Large white houses with verandahs, sun-blinds and umbrellas sloped down to the beach and nearby were a few expensive boutiques of the sort that none of the islanders could ever afford to patronise. Yachts lay at anchor in the little bay and men and women in expensive clothes moved about the harbour.
Rambert’s was the biggest house of the lot. There were three gardeners working on the terraces, and the door was opened by a butler in black trousers and a yellow-and-black-striped waistcoat.
‘Monsieur Rambert’s busy at the moment,’ he said. ‘He can’t be disturbed.’
‘I think he can,’ Pel said briskly, showing his identity card. ‘We’re police.’
The butler didn’t even blink. ‘I’ll ask him,’ he said.
‘Don’t ask him,’ Pel advised, his eye as sharp as a wall topped with broken glass. ‘Tell him.’

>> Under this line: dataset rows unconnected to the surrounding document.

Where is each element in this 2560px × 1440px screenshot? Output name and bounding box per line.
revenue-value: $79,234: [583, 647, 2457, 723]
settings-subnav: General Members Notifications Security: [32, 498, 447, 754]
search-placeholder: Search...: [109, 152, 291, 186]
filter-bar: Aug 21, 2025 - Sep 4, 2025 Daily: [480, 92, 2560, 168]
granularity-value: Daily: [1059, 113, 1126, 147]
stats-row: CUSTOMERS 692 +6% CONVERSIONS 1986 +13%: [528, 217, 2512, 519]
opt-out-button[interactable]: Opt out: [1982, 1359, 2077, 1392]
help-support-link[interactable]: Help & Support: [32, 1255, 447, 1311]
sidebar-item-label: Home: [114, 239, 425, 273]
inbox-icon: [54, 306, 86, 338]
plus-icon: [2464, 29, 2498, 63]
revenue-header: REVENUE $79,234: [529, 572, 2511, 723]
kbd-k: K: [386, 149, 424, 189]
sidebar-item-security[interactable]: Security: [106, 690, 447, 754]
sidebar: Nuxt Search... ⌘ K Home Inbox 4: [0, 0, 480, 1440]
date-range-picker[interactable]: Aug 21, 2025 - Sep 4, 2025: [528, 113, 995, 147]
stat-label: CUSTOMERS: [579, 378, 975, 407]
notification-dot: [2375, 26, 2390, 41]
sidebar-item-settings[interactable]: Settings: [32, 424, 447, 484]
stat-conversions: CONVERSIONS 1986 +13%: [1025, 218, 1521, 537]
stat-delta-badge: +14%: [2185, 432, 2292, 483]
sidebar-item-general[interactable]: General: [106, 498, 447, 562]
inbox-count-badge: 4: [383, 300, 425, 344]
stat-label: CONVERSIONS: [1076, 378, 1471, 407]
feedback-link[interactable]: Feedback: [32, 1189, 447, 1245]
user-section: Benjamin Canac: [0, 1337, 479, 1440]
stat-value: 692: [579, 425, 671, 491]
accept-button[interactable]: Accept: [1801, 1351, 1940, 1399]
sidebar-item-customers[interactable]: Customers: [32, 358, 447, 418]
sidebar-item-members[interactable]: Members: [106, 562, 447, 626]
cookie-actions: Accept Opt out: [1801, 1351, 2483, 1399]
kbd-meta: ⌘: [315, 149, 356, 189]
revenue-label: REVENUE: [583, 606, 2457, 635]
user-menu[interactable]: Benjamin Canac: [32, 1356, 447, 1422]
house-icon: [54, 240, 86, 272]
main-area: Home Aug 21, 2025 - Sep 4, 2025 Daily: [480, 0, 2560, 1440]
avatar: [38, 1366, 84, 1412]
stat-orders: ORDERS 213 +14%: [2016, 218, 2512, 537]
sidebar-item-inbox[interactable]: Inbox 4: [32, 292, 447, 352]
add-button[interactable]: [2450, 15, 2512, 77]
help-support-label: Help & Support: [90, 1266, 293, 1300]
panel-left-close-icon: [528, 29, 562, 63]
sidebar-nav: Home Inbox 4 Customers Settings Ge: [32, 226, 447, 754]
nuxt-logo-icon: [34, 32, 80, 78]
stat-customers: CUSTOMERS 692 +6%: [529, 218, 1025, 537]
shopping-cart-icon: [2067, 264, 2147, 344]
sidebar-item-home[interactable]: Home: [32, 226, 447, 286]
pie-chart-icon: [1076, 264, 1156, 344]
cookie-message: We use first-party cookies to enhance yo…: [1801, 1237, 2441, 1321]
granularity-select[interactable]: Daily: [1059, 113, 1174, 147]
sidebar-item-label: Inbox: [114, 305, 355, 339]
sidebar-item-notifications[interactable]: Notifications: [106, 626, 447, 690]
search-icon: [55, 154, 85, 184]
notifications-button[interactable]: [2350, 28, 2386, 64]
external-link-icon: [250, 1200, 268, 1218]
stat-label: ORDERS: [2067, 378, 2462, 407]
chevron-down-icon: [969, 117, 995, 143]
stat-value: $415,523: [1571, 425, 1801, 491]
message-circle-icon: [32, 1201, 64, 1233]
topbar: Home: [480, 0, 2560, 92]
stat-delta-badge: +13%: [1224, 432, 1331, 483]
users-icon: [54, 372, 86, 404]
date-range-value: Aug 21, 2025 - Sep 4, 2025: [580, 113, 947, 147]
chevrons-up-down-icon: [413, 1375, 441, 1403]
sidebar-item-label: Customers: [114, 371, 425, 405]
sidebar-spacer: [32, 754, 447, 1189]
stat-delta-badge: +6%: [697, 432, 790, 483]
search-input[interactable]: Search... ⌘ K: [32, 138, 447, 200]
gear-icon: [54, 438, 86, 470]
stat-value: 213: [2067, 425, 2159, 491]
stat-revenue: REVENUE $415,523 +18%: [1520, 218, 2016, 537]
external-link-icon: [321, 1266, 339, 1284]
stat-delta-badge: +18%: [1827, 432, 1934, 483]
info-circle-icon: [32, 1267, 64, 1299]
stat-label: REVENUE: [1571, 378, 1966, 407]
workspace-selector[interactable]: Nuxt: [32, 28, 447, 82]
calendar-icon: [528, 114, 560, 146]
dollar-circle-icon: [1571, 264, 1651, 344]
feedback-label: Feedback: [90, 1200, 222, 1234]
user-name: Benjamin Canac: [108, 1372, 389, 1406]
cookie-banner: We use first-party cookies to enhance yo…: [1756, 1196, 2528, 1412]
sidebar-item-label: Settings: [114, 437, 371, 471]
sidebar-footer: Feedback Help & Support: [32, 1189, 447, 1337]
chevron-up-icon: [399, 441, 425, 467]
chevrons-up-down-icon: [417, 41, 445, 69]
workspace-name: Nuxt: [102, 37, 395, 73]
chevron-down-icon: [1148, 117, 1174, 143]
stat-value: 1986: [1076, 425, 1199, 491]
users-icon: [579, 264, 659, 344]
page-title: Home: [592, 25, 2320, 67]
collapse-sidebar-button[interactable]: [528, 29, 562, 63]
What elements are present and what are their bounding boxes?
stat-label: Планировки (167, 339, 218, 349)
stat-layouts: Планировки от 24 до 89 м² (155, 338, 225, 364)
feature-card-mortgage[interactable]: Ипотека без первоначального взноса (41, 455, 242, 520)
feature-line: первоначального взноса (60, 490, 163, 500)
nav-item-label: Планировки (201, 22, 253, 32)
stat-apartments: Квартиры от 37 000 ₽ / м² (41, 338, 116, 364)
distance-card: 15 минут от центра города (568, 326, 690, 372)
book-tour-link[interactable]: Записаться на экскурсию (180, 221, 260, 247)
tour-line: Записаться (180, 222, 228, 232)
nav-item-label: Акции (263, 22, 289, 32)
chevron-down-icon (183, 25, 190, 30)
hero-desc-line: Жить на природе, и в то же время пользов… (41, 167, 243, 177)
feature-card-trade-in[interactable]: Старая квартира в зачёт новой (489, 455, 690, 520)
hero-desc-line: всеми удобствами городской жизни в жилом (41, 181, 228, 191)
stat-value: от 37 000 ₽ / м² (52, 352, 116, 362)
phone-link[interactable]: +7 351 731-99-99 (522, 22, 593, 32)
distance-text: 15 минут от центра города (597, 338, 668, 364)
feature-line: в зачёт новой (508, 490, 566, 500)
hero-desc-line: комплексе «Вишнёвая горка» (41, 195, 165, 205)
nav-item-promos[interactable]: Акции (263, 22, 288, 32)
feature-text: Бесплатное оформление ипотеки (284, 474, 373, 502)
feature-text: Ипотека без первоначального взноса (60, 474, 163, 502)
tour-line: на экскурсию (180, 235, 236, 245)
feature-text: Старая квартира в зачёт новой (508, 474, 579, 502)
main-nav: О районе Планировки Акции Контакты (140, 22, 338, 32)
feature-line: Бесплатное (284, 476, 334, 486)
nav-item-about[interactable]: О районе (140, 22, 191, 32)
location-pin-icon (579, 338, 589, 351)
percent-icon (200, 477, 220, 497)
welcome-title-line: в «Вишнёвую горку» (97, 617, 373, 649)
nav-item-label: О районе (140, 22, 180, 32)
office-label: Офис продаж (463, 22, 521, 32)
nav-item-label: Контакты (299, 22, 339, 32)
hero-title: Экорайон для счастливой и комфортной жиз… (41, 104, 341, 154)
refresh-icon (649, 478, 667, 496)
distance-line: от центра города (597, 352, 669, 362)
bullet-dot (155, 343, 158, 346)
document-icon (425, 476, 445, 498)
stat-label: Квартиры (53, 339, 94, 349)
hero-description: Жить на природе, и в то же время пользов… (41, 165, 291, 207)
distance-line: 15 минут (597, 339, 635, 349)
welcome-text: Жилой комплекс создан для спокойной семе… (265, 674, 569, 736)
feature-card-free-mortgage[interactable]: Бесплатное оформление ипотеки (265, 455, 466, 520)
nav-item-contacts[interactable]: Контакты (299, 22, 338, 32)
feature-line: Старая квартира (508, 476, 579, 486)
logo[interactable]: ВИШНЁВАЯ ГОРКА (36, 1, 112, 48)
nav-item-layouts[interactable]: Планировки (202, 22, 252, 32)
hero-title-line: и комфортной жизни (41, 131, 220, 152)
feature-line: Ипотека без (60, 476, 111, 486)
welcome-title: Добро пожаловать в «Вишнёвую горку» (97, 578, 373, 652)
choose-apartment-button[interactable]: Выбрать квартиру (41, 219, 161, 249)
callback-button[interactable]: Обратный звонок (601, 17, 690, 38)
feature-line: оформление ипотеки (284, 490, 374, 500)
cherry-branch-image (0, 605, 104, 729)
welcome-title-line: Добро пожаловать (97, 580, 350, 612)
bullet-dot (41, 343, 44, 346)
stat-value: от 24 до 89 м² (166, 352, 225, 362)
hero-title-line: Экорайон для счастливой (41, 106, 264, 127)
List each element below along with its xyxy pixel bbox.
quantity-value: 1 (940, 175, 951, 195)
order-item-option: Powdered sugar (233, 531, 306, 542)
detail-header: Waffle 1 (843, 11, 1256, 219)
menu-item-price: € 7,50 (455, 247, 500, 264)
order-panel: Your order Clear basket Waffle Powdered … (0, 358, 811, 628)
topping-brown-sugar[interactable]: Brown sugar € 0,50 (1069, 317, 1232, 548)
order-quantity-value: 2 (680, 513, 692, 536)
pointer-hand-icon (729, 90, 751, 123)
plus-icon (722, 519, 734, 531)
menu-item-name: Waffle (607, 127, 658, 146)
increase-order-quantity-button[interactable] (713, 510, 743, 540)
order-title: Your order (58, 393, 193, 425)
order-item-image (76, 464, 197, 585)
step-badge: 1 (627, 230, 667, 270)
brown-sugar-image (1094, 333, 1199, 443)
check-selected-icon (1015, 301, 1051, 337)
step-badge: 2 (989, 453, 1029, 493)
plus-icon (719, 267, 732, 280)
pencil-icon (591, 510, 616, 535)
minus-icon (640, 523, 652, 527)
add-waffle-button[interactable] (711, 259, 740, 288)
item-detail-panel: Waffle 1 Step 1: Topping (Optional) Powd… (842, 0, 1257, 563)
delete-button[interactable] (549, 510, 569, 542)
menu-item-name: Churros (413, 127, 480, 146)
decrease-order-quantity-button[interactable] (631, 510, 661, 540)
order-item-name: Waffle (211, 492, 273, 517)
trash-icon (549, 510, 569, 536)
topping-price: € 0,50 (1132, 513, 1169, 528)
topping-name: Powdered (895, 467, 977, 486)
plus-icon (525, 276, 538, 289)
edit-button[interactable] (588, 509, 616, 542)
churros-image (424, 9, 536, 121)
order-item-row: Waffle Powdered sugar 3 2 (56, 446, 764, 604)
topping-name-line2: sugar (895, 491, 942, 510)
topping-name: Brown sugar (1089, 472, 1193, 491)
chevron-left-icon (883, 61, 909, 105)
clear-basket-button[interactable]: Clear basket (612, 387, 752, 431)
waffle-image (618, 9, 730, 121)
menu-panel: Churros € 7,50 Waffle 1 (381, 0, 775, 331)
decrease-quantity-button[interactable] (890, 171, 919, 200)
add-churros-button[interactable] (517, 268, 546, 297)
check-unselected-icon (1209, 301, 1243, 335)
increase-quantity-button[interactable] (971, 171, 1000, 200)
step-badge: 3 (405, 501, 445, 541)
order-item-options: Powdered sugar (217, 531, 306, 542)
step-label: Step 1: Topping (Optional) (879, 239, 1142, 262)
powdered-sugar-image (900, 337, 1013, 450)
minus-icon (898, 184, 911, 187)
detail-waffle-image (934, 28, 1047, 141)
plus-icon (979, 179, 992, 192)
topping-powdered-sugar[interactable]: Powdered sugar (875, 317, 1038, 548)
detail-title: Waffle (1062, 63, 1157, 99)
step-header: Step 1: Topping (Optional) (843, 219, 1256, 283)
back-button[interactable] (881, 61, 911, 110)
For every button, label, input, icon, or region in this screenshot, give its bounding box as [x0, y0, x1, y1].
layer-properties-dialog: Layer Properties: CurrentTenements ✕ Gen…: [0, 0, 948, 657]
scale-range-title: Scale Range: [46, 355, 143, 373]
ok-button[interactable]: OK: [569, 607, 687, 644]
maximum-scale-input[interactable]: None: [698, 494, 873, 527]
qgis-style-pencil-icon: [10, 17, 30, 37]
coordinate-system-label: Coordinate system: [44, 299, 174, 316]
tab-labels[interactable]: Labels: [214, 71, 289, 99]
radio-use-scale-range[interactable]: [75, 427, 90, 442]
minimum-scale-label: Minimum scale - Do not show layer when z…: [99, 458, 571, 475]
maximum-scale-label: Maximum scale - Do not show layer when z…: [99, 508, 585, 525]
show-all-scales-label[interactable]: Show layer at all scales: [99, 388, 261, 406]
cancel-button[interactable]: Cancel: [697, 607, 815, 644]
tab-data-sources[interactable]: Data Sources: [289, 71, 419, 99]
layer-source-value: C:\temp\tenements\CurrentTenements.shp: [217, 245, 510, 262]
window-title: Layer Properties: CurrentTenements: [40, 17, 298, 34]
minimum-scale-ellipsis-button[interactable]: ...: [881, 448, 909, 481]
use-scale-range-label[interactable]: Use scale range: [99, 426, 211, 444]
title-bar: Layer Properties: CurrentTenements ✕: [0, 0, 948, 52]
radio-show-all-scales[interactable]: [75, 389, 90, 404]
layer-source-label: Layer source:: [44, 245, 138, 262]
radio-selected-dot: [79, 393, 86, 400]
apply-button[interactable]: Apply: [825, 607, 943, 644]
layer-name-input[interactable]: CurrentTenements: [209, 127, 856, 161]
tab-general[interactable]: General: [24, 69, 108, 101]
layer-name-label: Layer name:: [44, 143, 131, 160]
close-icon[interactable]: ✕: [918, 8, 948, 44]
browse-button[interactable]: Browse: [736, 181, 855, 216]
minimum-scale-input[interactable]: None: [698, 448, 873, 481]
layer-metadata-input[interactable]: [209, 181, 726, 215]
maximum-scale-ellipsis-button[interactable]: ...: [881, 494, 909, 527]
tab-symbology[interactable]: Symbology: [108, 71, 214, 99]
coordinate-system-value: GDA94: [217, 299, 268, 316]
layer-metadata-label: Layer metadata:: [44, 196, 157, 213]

The butler left them in the hall and disappeared silently. Shortly afterwards he returned. ‘This way,’ he said.
He led them through corridors as long as the Champs Elysées. Rambert, a fat man wearing dark glasses, was sitting at a vast desk smoking a cigar like a telegraph pole and holding a telephone to his ear. ‘Buy!’ he was saying. ‘And don’t waste time!’
Behind him, lounging on a chaise longue with a small dog on her lap, was a statuesque blonde, who gave them a smile like a toothpaste advert.
Rambert slammed down the telephone and rose, but he didn’t offer his hand. ‘Police, I was told,’ he said.